As these new political authorities became more radical and polarised, however, Necker’s newfound image as a moderate would become increasingly problematic, and his influence over the Assembly would diminish. Indeed, after the abolition of feudalism on the night of 4 August, the October Days of 1789 and requisitioning of the Church lands on 2 November, the revolution Necker now confronted no longer seemed moderate and compromising, but increasingly bold and radical. In December 1789, Necker’s plans to turn a Parisian bank, the caisse d’escompte, into a national bank mired him in accusations of emboldening private interests at the heart of the state, a principle that revolutionary national sovereignty could not accept. Instead, the revolution bet on itself, issuing a new paper money, the assignats, backed by the Church lands it had seized in November. As Necker became superseded as minister of finance by the Assembly’s own committee of finances, he found himself less and less favoured by the men of the Assembly, particularly as he publicly opposed the assignats, which, to revolutionary idealogues, became the material symbol of trust and faith in the revolution. Still respected by some for his role in the summer of 1789, Necker came to be distrusted and maligned by others who were either his long-standing enemies or radicals who now saw him either as too close to the Crown, out of step with revolutionary ideals, or both.
On 3 September 1790, Necker resigned his position as finance minister citing ill health and the burden of his work. A public man to the last, Necker published, just as he had in the 1780s, not only a defence of his administration during the revolution, but also advice on revolutionary finance and other reflections that tried to broker a path between the radical turn of the revolution, the position of the monarchy, and the hostilities of counter-revolutionaries and émigrés (Harris, Necker and the Revolution, 764).10 Necker clearly still believed in public opinion as the ultimate political tribunal and particularly in the capacity of individuals to construct and shape it.
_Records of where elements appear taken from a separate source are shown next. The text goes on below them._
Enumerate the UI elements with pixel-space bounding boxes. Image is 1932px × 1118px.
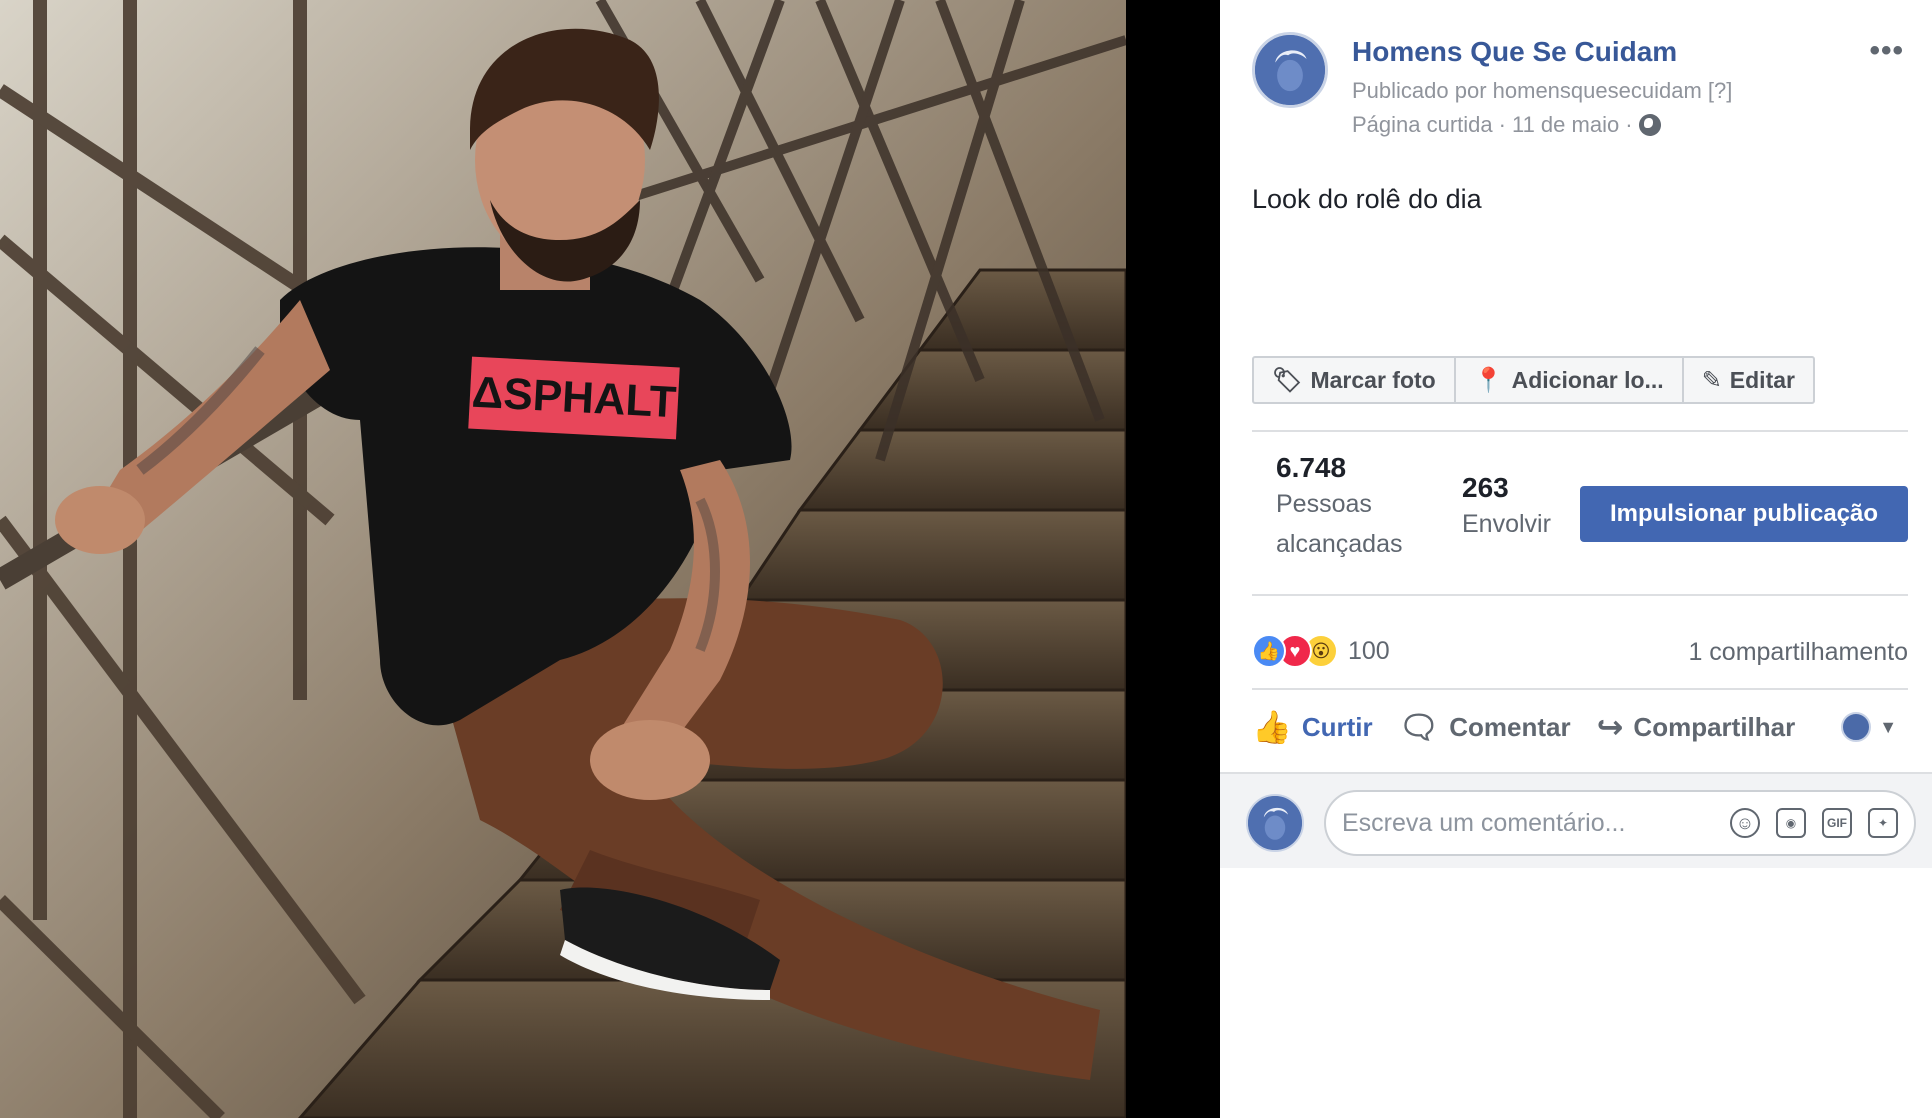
more-options-icon[interactable]: ••• — [1869, 34, 1904, 68]
camera-icon[interactable]: ◉ — [1776, 808, 1806, 838]
chevron-down-icon: ▼ — [1879, 716, 1898, 737]
engagement-label: Envolvir — [1462, 510, 1551, 538]
comment-input-wrapper: ☺ ◉ GIF ✦ — [1324, 790, 1916, 856]
commenter-avatar[interactable] — [1246, 794, 1304, 852]
comment-button[interactable]: 🗨 Comentar — [1399, 708, 1571, 746]
post-date-link[interactable]: 11 de maio — [1512, 112, 1619, 138]
globe-icon[interactable] — [1638, 114, 1661, 136]
published-by-line: Publicado por homensquesecuidam [?] — [1352, 78, 1732, 104]
like-label: Curtir — [1301, 711, 1373, 742]
tag-photo-button[interactable]: 🏷 Marcar foto — [1254, 358, 1456, 402]
post-meta-line: Página curtida · 11 de maio · — [1352, 112, 1661, 138]
audience-avatar — [1841, 712, 1872, 742]
divider — [1252, 594, 1908, 596]
comment-label: Comentar — [1449, 711, 1571, 742]
edit-button[interactable]: ✎ Editar — [1684, 358, 1813, 402]
gif-icon[interactable]: GIF — [1822, 808, 1852, 838]
share-arrow-icon: ↪ — [1596, 709, 1624, 745]
meta-separator: · — [1625, 112, 1633, 137]
meta-separator: · — [1498, 112, 1506, 137]
post-photo[interactable]: ΔSPHALT — [0, 0, 1126, 1118]
emoji-icon[interactable]: ☺ — [1730, 808, 1760, 838]
sticker-icon[interactable]: ✦ — [1868, 808, 1898, 838]
people-reached-label-2: alcançadas — [1276, 530, 1403, 558]
post-actions-bar: 👍 Curtir 🗨 Comentar ↪ Compartilhar ▼ — [1252, 708, 1897, 746]
reactions-summary[interactable]: 👍 ♥ 😮 100 — [1252, 634, 1390, 668]
add-location-button[interactable]: 📍 Adicionar lo... — [1456, 358, 1684, 402]
commenter-avatar-icon — [1248, 796, 1302, 850]
share-count-link[interactable]: 1 compartilhamento — [1688, 638, 1908, 667]
comment-section: ☺ ◉ GIF ✦ — [1220, 772, 1932, 1118]
people-reached-stat[interactable]: 6.748 Pessoas alcançadas — [1276, 452, 1402, 564]
comment-tools: ☺ ◉ GIF ✦ — [1730, 808, 1898, 838]
help-tag[interactable]: [?] — [1708, 78, 1732, 103]
divider — [1252, 688, 1908, 690]
reaction-count: 100 — [1348, 636, 1390, 665]
post-text: Look do rolê do dia — [1252, 184, 1482, 214]
tag-icon: 🏷 — [1272, 366, 1303, 394]
post-side-panel: Homens Que Se Cuidam Publicado por homen… — [1220, 0, 1932, 1118]
engagement-stat[interactable]: 263 Envolvir — [1462, 472, 1551, 544]
divider — [1252, 430, 1908, 432]
tag-photo-label: Marcar foto — [1310, 366, 1436, 393]
share-button[interactable]: ↪ Compartilhar — [1597, 708, 1796, 746]
comment-bubble-icon: 🗨 — [1398, 709, 1440, 745]
edit-label: Editar — [1729, 366, 1795, 393]
comment-input[interactable] — [1342, 808, 1730, 838]
page-avatar[interactable] — [1252, 32, 1328, 108]
published-by-text[interactable]: Publicado por homensquesecuidam — [1352, 78, 1702, 103]
thumbs-up-icon: 👍 — [1252, 709, 1292, 745]
people-reached-label-1: Pessoas — [1276, 490, 1372, 518]
page-avatar-icon — [1255, 35, 1325, 105]
people-reached-value: 6.748 — [1276, 452, 1347, 483]
page-liked-label: Página curtida — [1352, 112, 1493, 137]
audience-selector[interactable]: ▼ — [1841, 712, 1897, 742]
boost-post-button[interactable]: Impulsionar publicação — [1580, 486, 1908, 542]
photo-viewer-gap — [1126, 0, 1220, 1118]
pencil-icon: ✎ — [1701, 366, 1722, 394]
like-reaction-icon: 👍 — [1252, 634, 1286, 668]
like-button[interactable]: 👍 Curtir — [1252, 708, 1373, 746]
photo-tools-bar: 🏷 Marcar foto 📍 Adicionar lo... ✎ Editar — [1252, 356, 1815, 404]
page-name-link[interactable]: Homens Que Se Cuidam — [1352, 36, 1677, 68]
share-label: Compartilhar — [1633, 711, 1796, 742]
add-location-label: Adicionar lo... — [1511, 366, 1664, 393]
engagement-value: 263 — [1462, 472, 1509, 503]
photo-illustration: ΔSPHALT — [0, 0, 1126, 1118]
location-pin-icon: 📍 — [1473, 366, 1504, 394]
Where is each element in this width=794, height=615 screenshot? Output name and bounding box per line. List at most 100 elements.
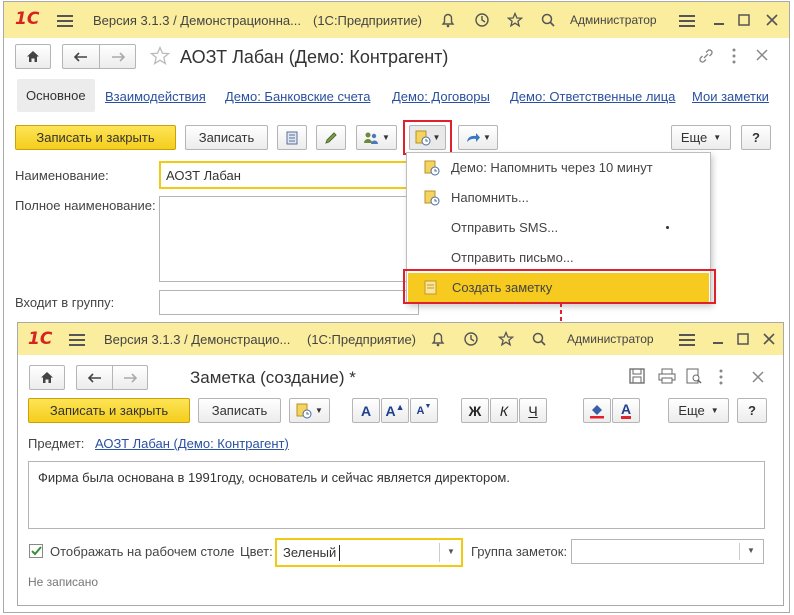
more-button[interactable]: Еще ▼ xyxy=(671,125,731,150)
subject-link[interactable]: АОЗТ Лабан (Демо: Контрагент) xyxy=(95,436,289,451)
save-disk-icon[interactable] xyxy=(629,368,645,387)
tab-my-notes[interactable]: Мои заметки xyxy=(692,89,769,104)
go-menu-button[interactable]: ▼ xyxy=(458,125,498,150)
maximize-icon[interactable] xyxy=(732,328,754,350)
bell-icon[interactable] xyxy=(437,9,459,31)
user-name[interactable]: Администратор xyxy=(567,332,654,346)
subject-label: Предмет: xyxy=(28,436,85,451)
pencil-icon xyxy=(325,131,337,144)
history-icon[interactable] xyxy=(460,328,482,350)
note-clock-icon xyxy=(424,190,440,209)
edit-button[interactable] xyxy=(316,125,346,150)
tab-bank-accounts[interactable]: Демо: Банковские счета xyxy=(225,89,370,104)
help-button[interactable]: ? xyxy=(737,398,767,423)
color-select[interactable]: Зеленый ▼ xyxy=(275,538,463,567)
chevron-down-icon[interactable]: ▼ xyxy=(447,547,455,556)
menu-item-remind[interactable]: Напомнить... xyxy=(407,183,710,213)
color-value: Зеленый xyxy=(283,545,337,560)
arrow-left-icon xyxy=(74,51,87,62)
note-window: 1С Версия 3.1.3 / Демонстрацио... (1С:Пр… xyxy=(17,322,784,606)
font-button[interactable]: A xyxy=(352,398,380,423)
forward-button[interactable] xyxy=(99,44,136,69)
more-label: Еще xyxy=(678,403,705,418)
chevron-down-icon[interactable]: ▼ xyxy=(747,546,755,555)
more-vert-icon[interactable] xyxy=(732,48,736,67)
link-icon[interactable] xyxy=(697,47,715,68)
close-icon[interactable] xyxy=(761,9,783,31)
back-button[interactable] xyxy=(62,44,99,69)
history-icon[interactable] xyxy=(471,9,493,31)
more-button[interactable]: Еще ▼ xyxy=(668,398,729,423)
platform-name: (1С:Предприятие) xyxy=(307,332,417,347)
more-vert-icon[interactable] xyxy=(719,369,723,388)
minimize-icon[interactable] xyxy=(707,328,729,350)
minimize-icon[interactable] xyxy=(708,9,730,31)
check-icon xyxy=(31,546,42,556)
menu-icon[interactable] xyxy=(66,328,88,350)
menu-item-remind-10min[interactable]: Демо: Напомнить через 10 минут xyxy=(407,153,710,183)
app-title: Версия 3.1.3 / Демонстрацио... xyxy=(104,332,291,347)
home-button[interactable] xyxy=(29,365,65,390)
forward-button[interactable] xyxy=(112,365,148,390)
name-label: Наименование: xyxy=(15,168,109,183)
more-label: Еще xyxy=(680,130,708,145)
dot-marker xyxy=(666,226,669,229)
tab-main[interactable]: Основное xyxy=(17,79,95,112)
platform-name: (1С:Предприятие) xyxy=(313,13,423,28)
create-note-highlight xyxy=(403,269,716,304)
favorite-star-icon[interactable] xyxy=(149,45,171,69)
tab-responsible[interactable]: Демо: Ответственные лица xyxy=(510,89,675,104)
form-title: АОЗТ Лабан (Демо: Контрагент) xyxy=(180,47,449,67)
show-desktop-label: Отображать на рабочем столе xyxy=(50,544,235,559)
save-button[interactable]: Записать xyxy=(185,125,268,150)
group-field[interactable] xyxy=(159,290,419,315)
save-button[interactable]: Записать xyxy=(198,398,281,423)
search-icon[interactable] xyxy=(528,328,550,350)
star-icon[interactable] xyxy=(504,9,526,31)
maximize-icon[interactable] xyxy=(733,9,755,31)
menu-item-send-sms[interactable]: Отправить SMS... xyxy=(407,213,710,243)
help-button[interactable]: ? xyxy=(741,125,771,150)
report-button[interactable] xyxy=(277,125,307,150)
star-icon[interactable] xyxy=(495,328,517,350)
back-button[interactable] xyxy=(76,365,112,390)
print-icon[interactable] xyxy=(658,368,676,387)
note-group-label: Группа заметок: xyxy=(471,544,568,559)
tab-contracts[interactable]: Демо: Договоры xyxy=(392,89,490,104)
full-name-field[interactable] xyxy=(159,196,419,282)
background-color-button[interactable] xyxy=(583,398,611,423)
preview-icon[interactable] xyxy=(686,368,702,387)
close-form-icon[interactable] xyxy=(752,371,764,386)
menu-icon[interactable] xyxy=(54,9,76,31)
full-name-label: Полное наименование: xyxy=(15,198,156,213)
note-text-area[interactable]: Фирма была основана в 1991году, основате… xyxy=(28,461,765,529)
save-close-button[interactable]: Записать и закрыть xyxy=(15,125,176,150)
note-group-select[interactable]: ▼ xyxy=(571,539,764,564)
text-color-button[interactable]: A xyxy=(612,398,640,423)
bell-icon[interactable] xyxy=(427,328,449,350)
home-icon xyxy=(41,372,53,383)
tab-interactions[interactable]: Взаимодействия xyxy=(105,89,206,104)
search-icon[interactable] xyxy=(537,9,559,31)
user-name[interactable]: Администратор xyxy=(570,13,657,27)
close-form-icon[interactable] xyxy=(756,49,768,64)
save-close-button[interactable]: Записать и закрыть xyxy=(28,398,190,423)
color-label: Цвет: xyxy=(240,544,273,559)
home-icon xyxy=(27,51,39,62)
bold-button[interactable]: Ж xyxy=(461,398,489,423)
note-titlebar: 1С Версия 3.1.3 / Демонстрацио... (1С:Пр… xyxy=(18,323,783,355)
settings-lines-icon[interactable] xyxy=(676,328,698,350)
name-field[interactable]: АОЗТ Лабан xyxy=(159,161,419,189)
show-desktop-checkbox[interactable] xyxy=(29,544,43,558)
font-shrink-button[interactable]: A ▼ xyxy=(410,398,438,423)
close-icon[interactable] xyxy=(758,328,780,350)
italic-button[interactable]: К xyxy=(490,398,518,423)
users-menu-button[interactable]: ▼ xyxy=(356,125,397,150)
underline-button[interactable]: Ч xyxy=(519,398,547,423)
settings-lines-icon[interactable] xyxy=(676,9,698,31)
reminder-menu-button[interactable]: ▼ xyxy=(289,398,330,423)
home-button[interactable] xyxy=(15,44,51,69)
group-label: Входит в группу: xyxy=(15,295,115,310)
font-grow-button[interactable]: A ▲ xyxy=(381,398,409,423)
note-clock-icon xyxy=(424,160,440,179)
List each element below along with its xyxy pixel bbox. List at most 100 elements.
This political sociability, however, had succumbed to the maelstrom of revolution.11 A prime example himself of the shift in the locus of political legitimacy, the people as much as the public now shaped the political agenda, just as Necker experienced in the transformation of his own image. Public opinion, which was regarded as universal, rational, and consistent under the Old Regime, became intemperate, polarised, and everchanging under the revolution, quickly casting those aside who it had once elevated. Necker’s reputation profited, and then suffered, from this transition as his politics failed to live up to the revolution’s increasingly radical ideals.
- 10. See Jacques Necker, Sur l'administration de M. Necker, par lui-même (1791); ibid., Du pouvoir exécutif dans les grands états, (1792) ; ibid., Réflexions présentes la nation française, sur le procès intenté Louis XVI (1792); ibid., De la Révolution Françoise, 3 vols., (1797); ibid., Dernières vues de politique et de finance (1802).
- 11. See Charles Walton, Policing Public Opinion in the French Revolution: The Culture of Calumny and the Problem of Free Speech (Oxford: Oxford University Press, 2009).